Ao defender a realização de auditorias participativas, a Transparencia Mexicana e a Controladoria Cidadã de Guadalajara desafiaram essa prática tendenciosa. Os resultados mostram que as preocupações dos cidadãos, como os programas sociais que beneficiam populações vulneráveis, a prestação de serviços públicos e o transporte, por exemplo, diferem das preocupações dos governos, dos gestores e servidores públicos e dos especialistas.
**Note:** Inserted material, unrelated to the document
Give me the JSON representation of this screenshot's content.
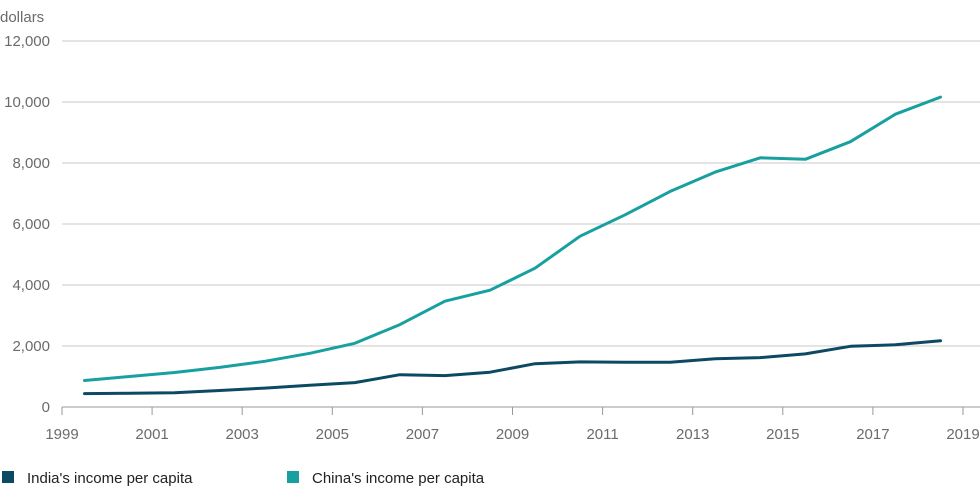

A conscientização dos cidadãos sobre essas questões enfatiza que a alocação de recursos deve beneficiar as comunidades vulneráveis, que são desproporcionalmente afetadas pelas desigualdades sociais.
Em Guadalajara, a realização de auditorias participativas agora é uma responsabilidade obrigatória para as autoridades municipais. O sucesso dessas auditorias fez com que a Presidência do Sistema Anticorrupção do Estado de Jalisco, bem como organizações sociais, civis e acadêmicas, defendessem que os candidatos a governador se comprometessem a implementar auditorias participativas em todos os municípios do estado.
O ano eleitoral é uma oportunidade para expandir as auditorias participativas
Hoje, as auditorias participativas são reconhecidas como uma ferramenta poderosa para proteger os interesses das comunidades. Consequentemente, a sociedade civil organizada tem como objetivo estabelecer a participação social na tomada de decisões públicas como um direito garantido para os cidadãos, em vez de um privilégio. Inspirada pelo sucesso em Guadalajara, essa iniciativa poderia se estender por todo o México e até mesmo ser adaptada em outros países.
Em muitas regiões do mundo, o descontentamento com a democracia é um desafio significativo. A representação, por si só, não consegue convencer as pessoas quanto à capacidade da democracia de melhorar as condições de vida da população. A participação cidadã pode ajudar a resolver esse problema, capacitando os indivíduos a moldarem suas próprias realidades.
A auditoria participativa é um mecanismo poderoso que pode melhorar a confiança pública no governo, aumentar a participação cívica e o conhecimento político, aumentar a receita tributária e levar a melhores resultados de desenvolvimento.
As eleições no México e em todo o mundo representam uma oportunidade de ouro para o avanço das auditorias participativas. Independentemente dos partidos políticos e dos eleitos no pleito, recomenda-se aos governos recém-eleitos que adotem esse mecanismo. Ao priorizar a expansão dessa ferramenta e ampliar o seu impacto – especialmente para as populações vulneráveis que mais podem ganhar com essa iniciativa – será possível garantir que a democracia continue sendo um processo participativo que realmente atenda às necessidades dos cidadãos.
O texto acima foi originalmente publicado em inglês, pela Transparencia Mexicana, no blog da Transparency International.